Artichokes were a part of my growing up food. Never was there a question about these thistly cactus looking vegetables. I can’t ever remember not having them at least once a week when they were in season. I find it hard to comprehend the fact that most people have never eaten an artichoke let alone cooked one. My life long friend Diann’s mother was another person who very often had artichokes cooking. We took them for granted.
Artichokes are still a part of my diet and I serve them most often as a main course. I don’t need to have anything else with them since my focus is on getting every bit of this wonderfully odd vegetable into my stomach. The preparation I have here has the chokes braised with carrot, celery and onion, dried herbs, XVOO, wine and chicken stock. The vegetables are served with the chokes and make a wonderful accompaniment since they pick up the flavor of the artichoke.

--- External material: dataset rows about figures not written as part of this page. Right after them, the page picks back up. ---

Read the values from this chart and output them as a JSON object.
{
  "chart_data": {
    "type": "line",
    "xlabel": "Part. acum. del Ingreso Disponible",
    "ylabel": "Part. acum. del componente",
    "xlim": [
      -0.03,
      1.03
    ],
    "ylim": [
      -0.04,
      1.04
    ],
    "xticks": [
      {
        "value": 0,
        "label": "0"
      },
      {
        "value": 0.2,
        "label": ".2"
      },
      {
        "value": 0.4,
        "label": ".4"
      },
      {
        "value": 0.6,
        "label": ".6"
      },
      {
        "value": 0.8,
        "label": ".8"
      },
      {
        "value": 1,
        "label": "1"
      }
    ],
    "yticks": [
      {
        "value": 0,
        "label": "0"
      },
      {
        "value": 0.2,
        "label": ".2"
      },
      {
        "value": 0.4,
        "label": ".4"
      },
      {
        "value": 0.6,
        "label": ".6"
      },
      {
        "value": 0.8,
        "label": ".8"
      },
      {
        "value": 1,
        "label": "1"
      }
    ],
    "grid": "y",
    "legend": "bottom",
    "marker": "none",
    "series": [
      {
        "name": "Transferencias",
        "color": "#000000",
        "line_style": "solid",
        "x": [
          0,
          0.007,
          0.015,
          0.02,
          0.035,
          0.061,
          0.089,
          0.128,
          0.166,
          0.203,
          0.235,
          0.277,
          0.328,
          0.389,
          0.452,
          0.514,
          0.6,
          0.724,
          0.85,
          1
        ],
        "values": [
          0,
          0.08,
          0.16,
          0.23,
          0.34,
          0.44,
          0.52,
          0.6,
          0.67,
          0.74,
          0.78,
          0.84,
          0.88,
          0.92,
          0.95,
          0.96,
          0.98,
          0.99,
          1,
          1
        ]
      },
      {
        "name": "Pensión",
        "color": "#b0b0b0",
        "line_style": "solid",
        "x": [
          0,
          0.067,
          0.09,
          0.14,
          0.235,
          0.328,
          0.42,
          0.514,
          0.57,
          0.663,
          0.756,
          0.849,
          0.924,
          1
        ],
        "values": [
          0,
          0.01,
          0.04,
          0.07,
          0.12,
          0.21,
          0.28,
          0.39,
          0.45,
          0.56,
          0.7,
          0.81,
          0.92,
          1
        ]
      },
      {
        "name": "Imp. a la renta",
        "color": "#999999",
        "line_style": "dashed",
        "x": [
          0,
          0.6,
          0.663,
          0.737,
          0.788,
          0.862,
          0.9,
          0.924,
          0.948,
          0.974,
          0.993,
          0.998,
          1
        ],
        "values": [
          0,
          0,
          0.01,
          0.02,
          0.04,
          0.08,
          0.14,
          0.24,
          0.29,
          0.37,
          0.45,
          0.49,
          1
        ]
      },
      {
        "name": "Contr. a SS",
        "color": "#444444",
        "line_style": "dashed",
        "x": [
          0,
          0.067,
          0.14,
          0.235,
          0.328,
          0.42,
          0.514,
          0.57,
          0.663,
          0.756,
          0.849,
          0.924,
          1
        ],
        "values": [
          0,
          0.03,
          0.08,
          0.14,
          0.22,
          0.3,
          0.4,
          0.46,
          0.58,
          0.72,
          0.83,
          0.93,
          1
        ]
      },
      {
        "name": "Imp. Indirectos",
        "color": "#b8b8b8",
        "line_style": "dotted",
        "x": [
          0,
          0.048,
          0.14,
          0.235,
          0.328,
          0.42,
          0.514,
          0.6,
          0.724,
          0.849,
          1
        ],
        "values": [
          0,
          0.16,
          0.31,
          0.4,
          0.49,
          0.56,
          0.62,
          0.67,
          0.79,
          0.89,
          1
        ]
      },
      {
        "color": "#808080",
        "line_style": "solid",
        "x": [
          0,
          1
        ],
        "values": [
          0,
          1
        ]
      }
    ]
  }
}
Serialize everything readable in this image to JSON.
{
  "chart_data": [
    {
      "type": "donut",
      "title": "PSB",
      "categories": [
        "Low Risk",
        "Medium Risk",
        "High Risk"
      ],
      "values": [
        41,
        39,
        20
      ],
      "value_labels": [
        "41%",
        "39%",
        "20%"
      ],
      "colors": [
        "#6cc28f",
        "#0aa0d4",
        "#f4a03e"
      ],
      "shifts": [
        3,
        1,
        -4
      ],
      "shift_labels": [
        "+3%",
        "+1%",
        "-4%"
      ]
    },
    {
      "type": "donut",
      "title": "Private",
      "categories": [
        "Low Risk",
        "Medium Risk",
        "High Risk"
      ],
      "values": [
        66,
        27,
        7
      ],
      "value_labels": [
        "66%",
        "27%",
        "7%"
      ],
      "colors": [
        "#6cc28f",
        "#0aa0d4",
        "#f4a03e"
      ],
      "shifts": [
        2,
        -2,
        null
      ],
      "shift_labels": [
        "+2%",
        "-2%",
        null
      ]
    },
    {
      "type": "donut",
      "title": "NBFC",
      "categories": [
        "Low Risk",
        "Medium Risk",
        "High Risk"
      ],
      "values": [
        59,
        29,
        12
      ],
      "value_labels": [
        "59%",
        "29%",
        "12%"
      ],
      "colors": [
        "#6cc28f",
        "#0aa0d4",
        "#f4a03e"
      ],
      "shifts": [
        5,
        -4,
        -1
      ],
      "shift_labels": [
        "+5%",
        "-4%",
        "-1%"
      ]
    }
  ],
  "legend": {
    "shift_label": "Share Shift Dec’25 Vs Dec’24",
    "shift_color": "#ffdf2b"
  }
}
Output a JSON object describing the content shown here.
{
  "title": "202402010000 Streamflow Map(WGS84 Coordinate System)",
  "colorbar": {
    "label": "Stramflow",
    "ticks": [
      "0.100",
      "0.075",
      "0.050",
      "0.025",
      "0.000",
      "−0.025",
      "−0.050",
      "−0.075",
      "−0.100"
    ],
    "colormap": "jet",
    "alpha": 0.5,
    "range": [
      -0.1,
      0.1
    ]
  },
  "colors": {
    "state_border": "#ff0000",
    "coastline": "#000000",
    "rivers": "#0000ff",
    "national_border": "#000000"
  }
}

Eating an artichoke can be compared to opening a gift: You take the wrapping off the gift, which in this case are the leaves, one by one to get to the surprise inside – the heart. The heart is the most delicious and luxurious surprise in this gift. You can savor the gift by first sliding the bottom of each leaf between your teeth. This gives you a preview of what the heart has to offer. Sometimes, after a only a few leaves, I can’t wait to devour the heart and I will tear into the artichoke by ripping off the leaves and going straight for it. You have to experience this to know what I am talking about. But the heart can play a mean trick on you with the choke. This fuzzy, prickly center of the heart needs to come out before you can eat the heart. It’s much easier to take it out once it’s cooked, just don’t forget to do it. The easiest way to remove the heart after it’s cooked is to use the tip of your knife to remove the “spiky, furry, indigestible attached to the heart thistle”. I know that most people who do know how to cook an artichoke take the thistly choke out of the center of the heart before cooking and then stuff them. I don’t especially like to go through all of the trouble of stuffing because I enjoy the artichoke as is. If not stuffed it is super easy to remove the choke after it’s cooked and you are eating it.
Right now Artichokes are in season and plentiful at the market. Artichokes originated in the Mediterranean and were brought to the United States in the early 1900’s to California. Artichokes are grown in Castroville, California, and supply 100% of North America. If you are ever in that area at this time of year, treat yourself to a visual experience. They grow in fields alongside the highway and are a beautiful sight to see.
4 Large Globe Artichokes
1 Whole Fresh Lemon to Acidulate Water
6 Garlic Cloves, Crushed
1 Large Spanish or Vidalia Onion, Thinly Sliced
4 Large Carrots, Peeled and Sliced Crosswise into ¼” Slices
4 Celery Stalks with Leaves, Sliced Crosswise into ¼” Slices
½ Teaspoon Dried Oregano
½ Teaspoon Dried Basil
¼ Teaspoon Dried Thyme
½ Cup XVOO
½ Cup White Wine
1 Cup Homemade Chicken Stock or Canned Low Sodium Chicken Broth
1 Teaspoon Coarse Sea Salt
½ Teaspoon Freshly Ground Black Pepper
Pinch of Crushed Red Pepper Flakes
To prepare the artichokes, have ready a bowl of cool water with the juice of one lemon and the rind of that lemon. (Alternately you can use 1 Teaspoon Pure Vitamin C powder instead of the lemon. The lemon or VC will keep the exposed part of the artichoke from oxidizing and turning gray.)
Remove the stems of the artichokes by cutting close to the bottom of the artichoke. Peel the tough outer skin from the stems and place in the acidulated water. Pull the two bottom rows of leaves away from the artichoke. Cut off the top third of the chokes. With a pair of scissors snip the thorny ends of the rest of the leaves and place the artichokes in the acidulated water.
In a large roasting pan or Dutch oven large enough to hold the artichokes standing straight up, place the garlic, onion, carrots and celery. Put the artichokes on top of the vegetables and sprinkle both the vegetables and the artichokes with the dried oregano, basil, and thyme.
Pour the XVOO, white wine and chicken stock over the chokes being sure some of the liquid and dried herbs go into the leaves. Evenly sprinkled the salt, pepper and pepper flakes over the vegetables and artichokes.
Over high heat, bring the liquid to a boil. Reduce the heat to simmer and cover the pan with a lid. Braise the artichokes for 1 hour.
To test for doneness, pull a leaf or two from each artichoke and if they come out with no resistance, the chokes are done. Remove the chokes from the pan and over high heat reduce the liquid by half.
Place the vegetables and liquid on a large serving dish with the artichokes on top and serve immediately.